Je t’ai parlé de ma famille, de leur destin. Tu as pensé naturellement que j’avais grandi dans une culture qui est aussi la tienne, et tu as exprimé le fait que cela nous rapprochait. Et je n’ai pas démenti, parce que j’avais envie que « cela nous rapproche ».
Mais ce n’est pas la vérité.
Je suis juive mais je ne connais rien de cette culture.
Il faut que tu comprennes qu’après la guerre, ma grand-mère Myriam s’est rapprochée du Parti communiste, poursuivant ainsi l’idéal révolutionnaire de ses parents du temps où ils vivaient en Russie.
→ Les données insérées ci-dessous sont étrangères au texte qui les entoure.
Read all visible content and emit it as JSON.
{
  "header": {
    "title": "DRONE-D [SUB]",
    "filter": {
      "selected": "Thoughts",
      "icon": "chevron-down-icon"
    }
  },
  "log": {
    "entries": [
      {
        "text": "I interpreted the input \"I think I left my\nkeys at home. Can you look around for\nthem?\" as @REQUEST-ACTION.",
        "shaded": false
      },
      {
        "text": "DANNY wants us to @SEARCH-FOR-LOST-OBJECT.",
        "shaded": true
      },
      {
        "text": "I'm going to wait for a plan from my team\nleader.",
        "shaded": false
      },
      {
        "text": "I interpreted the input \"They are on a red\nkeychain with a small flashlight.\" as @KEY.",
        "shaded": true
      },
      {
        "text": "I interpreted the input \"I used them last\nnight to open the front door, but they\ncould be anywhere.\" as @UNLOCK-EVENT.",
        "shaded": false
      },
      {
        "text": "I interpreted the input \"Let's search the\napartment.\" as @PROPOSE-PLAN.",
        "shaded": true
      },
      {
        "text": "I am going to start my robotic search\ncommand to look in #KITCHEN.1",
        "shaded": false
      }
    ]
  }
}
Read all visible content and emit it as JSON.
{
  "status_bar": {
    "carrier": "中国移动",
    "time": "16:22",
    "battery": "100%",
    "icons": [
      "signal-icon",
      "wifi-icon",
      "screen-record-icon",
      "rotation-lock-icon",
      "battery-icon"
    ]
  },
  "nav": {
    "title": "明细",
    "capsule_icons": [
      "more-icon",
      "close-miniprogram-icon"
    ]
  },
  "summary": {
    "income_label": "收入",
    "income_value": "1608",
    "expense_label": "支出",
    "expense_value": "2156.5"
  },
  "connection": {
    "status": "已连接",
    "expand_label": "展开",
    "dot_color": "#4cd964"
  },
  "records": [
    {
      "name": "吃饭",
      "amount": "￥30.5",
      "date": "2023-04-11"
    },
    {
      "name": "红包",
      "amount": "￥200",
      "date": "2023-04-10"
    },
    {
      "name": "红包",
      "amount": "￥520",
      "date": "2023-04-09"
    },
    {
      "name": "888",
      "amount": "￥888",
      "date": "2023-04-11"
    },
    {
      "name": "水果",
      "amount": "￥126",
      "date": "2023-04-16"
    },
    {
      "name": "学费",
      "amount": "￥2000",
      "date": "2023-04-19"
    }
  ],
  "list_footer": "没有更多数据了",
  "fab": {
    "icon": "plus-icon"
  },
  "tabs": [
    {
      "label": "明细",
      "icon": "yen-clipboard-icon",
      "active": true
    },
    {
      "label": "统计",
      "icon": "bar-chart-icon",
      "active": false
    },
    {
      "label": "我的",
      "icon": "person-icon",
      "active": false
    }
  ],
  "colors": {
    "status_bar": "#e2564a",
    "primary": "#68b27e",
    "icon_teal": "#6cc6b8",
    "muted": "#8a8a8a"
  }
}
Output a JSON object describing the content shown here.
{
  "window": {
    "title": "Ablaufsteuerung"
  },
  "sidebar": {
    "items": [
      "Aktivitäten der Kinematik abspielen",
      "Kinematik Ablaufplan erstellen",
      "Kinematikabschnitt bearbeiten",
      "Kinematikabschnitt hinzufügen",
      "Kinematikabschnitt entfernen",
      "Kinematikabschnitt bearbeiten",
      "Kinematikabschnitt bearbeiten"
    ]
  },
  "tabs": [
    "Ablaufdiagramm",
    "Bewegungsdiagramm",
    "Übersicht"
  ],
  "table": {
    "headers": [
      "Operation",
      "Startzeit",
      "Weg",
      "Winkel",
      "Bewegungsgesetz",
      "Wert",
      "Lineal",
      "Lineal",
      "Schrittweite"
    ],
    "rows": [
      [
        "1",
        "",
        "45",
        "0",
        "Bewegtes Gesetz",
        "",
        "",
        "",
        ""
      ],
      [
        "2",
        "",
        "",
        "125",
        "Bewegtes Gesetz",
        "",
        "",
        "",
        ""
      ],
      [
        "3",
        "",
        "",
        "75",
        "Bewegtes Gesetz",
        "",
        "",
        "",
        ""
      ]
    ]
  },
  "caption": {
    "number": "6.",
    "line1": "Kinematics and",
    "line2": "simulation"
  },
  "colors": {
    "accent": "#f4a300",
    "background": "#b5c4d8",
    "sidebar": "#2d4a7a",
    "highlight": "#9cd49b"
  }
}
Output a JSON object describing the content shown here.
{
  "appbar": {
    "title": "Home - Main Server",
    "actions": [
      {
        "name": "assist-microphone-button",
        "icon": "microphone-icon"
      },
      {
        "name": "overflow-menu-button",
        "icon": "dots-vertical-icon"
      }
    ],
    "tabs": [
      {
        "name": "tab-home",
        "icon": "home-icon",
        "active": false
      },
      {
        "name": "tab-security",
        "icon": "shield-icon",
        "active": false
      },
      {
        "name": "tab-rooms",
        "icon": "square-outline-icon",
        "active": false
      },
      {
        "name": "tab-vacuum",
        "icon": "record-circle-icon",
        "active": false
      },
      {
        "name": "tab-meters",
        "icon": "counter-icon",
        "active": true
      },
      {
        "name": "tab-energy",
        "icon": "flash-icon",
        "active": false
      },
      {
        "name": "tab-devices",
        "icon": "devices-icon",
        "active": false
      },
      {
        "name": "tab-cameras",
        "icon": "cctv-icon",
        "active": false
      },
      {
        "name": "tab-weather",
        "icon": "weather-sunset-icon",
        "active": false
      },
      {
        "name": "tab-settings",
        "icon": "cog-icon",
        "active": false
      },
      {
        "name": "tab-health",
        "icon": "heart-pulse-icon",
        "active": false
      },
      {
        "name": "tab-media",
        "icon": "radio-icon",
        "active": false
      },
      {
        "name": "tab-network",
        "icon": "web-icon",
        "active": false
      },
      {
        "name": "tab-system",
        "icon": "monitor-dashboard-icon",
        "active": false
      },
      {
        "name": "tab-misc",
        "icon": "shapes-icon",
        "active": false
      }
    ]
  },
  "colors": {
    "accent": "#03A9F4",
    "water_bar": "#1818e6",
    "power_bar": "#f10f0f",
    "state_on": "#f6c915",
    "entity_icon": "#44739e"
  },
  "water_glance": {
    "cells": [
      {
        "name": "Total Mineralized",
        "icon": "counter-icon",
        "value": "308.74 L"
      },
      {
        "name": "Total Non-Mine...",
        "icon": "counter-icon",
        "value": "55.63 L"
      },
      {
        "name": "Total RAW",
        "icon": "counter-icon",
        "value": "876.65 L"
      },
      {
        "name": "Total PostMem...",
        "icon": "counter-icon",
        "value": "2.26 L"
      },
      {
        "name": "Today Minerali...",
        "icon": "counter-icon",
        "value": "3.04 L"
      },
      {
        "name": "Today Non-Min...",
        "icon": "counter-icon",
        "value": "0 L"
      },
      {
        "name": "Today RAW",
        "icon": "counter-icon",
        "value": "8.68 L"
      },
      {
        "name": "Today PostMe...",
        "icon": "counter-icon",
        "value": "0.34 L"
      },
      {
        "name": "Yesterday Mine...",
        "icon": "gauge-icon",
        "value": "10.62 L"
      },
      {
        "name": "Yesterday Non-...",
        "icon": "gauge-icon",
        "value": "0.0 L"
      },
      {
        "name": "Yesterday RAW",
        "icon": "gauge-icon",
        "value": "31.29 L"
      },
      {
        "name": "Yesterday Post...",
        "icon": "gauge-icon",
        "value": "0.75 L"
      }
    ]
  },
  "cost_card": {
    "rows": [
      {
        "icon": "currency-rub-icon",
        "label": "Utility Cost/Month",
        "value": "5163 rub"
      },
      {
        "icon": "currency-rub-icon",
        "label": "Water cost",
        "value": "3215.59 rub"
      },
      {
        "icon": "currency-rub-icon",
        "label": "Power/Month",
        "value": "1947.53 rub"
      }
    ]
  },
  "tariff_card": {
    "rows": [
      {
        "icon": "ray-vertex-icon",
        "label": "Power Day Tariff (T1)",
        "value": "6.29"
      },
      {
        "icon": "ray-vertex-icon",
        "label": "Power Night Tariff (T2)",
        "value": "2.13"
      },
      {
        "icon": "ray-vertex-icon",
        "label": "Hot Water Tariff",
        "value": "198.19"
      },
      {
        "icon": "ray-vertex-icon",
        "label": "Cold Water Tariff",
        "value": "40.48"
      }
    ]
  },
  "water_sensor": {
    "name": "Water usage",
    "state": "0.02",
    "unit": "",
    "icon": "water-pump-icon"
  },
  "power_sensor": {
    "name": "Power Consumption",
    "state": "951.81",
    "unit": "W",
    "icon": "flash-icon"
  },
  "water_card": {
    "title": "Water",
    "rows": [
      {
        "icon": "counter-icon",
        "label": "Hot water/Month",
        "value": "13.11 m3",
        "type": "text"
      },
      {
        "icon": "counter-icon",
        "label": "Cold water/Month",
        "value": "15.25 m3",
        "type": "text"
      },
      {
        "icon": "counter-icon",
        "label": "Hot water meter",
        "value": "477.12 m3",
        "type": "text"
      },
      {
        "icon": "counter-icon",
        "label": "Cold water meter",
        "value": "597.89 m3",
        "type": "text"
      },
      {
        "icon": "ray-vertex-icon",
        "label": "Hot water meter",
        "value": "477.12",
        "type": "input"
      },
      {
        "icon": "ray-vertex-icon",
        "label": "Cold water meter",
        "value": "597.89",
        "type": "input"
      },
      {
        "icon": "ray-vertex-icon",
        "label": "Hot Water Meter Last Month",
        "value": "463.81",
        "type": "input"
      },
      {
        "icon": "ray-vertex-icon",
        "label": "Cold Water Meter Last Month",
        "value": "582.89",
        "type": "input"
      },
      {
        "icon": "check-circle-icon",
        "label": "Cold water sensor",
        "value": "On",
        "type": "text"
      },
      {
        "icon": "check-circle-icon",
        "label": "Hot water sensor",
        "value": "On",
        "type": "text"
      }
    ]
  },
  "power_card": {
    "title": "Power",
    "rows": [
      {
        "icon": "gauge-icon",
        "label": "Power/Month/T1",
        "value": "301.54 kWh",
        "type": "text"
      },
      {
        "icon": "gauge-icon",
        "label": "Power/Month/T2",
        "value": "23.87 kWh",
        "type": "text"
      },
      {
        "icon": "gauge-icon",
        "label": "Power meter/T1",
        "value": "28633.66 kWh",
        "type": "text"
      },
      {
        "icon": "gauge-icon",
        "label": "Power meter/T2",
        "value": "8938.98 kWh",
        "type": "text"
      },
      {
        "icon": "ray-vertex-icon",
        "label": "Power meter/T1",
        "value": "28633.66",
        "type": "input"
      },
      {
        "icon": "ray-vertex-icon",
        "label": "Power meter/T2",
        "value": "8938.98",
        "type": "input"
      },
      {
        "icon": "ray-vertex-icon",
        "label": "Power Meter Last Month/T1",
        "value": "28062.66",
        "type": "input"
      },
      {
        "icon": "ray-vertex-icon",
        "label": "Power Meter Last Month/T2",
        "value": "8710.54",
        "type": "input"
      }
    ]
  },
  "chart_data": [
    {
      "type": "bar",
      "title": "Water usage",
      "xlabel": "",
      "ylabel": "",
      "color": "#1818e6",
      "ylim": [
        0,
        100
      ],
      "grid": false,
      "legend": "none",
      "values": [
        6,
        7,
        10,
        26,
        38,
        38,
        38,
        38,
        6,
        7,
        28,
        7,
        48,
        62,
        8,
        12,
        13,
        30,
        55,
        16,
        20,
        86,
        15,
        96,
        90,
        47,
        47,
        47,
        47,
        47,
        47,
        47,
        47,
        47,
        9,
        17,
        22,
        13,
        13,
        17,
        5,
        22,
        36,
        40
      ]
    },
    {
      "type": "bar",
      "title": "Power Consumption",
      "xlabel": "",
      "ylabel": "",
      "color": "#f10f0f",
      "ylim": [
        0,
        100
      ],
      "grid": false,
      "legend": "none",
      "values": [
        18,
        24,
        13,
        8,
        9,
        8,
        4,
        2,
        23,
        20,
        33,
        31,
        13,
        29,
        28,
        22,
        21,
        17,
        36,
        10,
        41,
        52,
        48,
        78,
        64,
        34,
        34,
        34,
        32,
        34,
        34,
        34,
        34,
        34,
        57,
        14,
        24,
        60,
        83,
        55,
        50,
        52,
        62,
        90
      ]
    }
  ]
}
Elle pensait que ses enfants, ses petits-enfants, naîtraient dans un monde nouveau, sans lien avec le monde ancien. Ma grand-mère, seule survivante après la guerre, n’est plus jamais entrée dans une synagogue. Dieu était mort dans les camps de la mort.
À leur tour, mes parents ne nous ont pas élevées, mes sœurs et moi, dans le judaïsme. Les mythes fondamentaux de mon enfance, ma culture, mes modèles familiaux, appartiennent essentiellement au socialisme laïc et républicain, tel qu’il fut rêvé par une génération de jeunes adultes à la fin du XXe siècle. En cela, mes parents ressemblent à mes arrière-grands-parents dont je t’ai parlé, Ephraïm et Emma Rabinovitch.
Je suis née de parents qui ont eu 20 ans en 1968 et pour qui cela a compté. Ce fut là ma religion, si je peux dire.
C’est la raison pour laquelle je ne suis jamais entrée dans une synagogue. Pour mes parents, la religion était l’opium du peuple. Je ne faisais pas shabbat le vendredi soir. Ni Pessah. Ni Kippour. Les grands moments de rassemblements familiaux, c’était la fête de l’Huma pour les concerts, c’était Barbara Hendricks chantant Le Temps des cerises sur la place de la Bastille, c’était « la fête des parents », une fête que nous avions inventée nous-mêmes, une version non pétainiste et anticapitaliste de la fête des Mères. Je ne connais aucun texte biblique, je ne connais aucun rite, je n’ai pas fait le Talmud Torah. En revanche, mon père me lisait parfois des extraits du Manifeste du Parti communiste le soir avant de m’endormir. Je ne sais pas lire l’hébreu mais j’ai lu tout Barthes, dont j’empruntais les essais dans la bibliothèque de mes parents.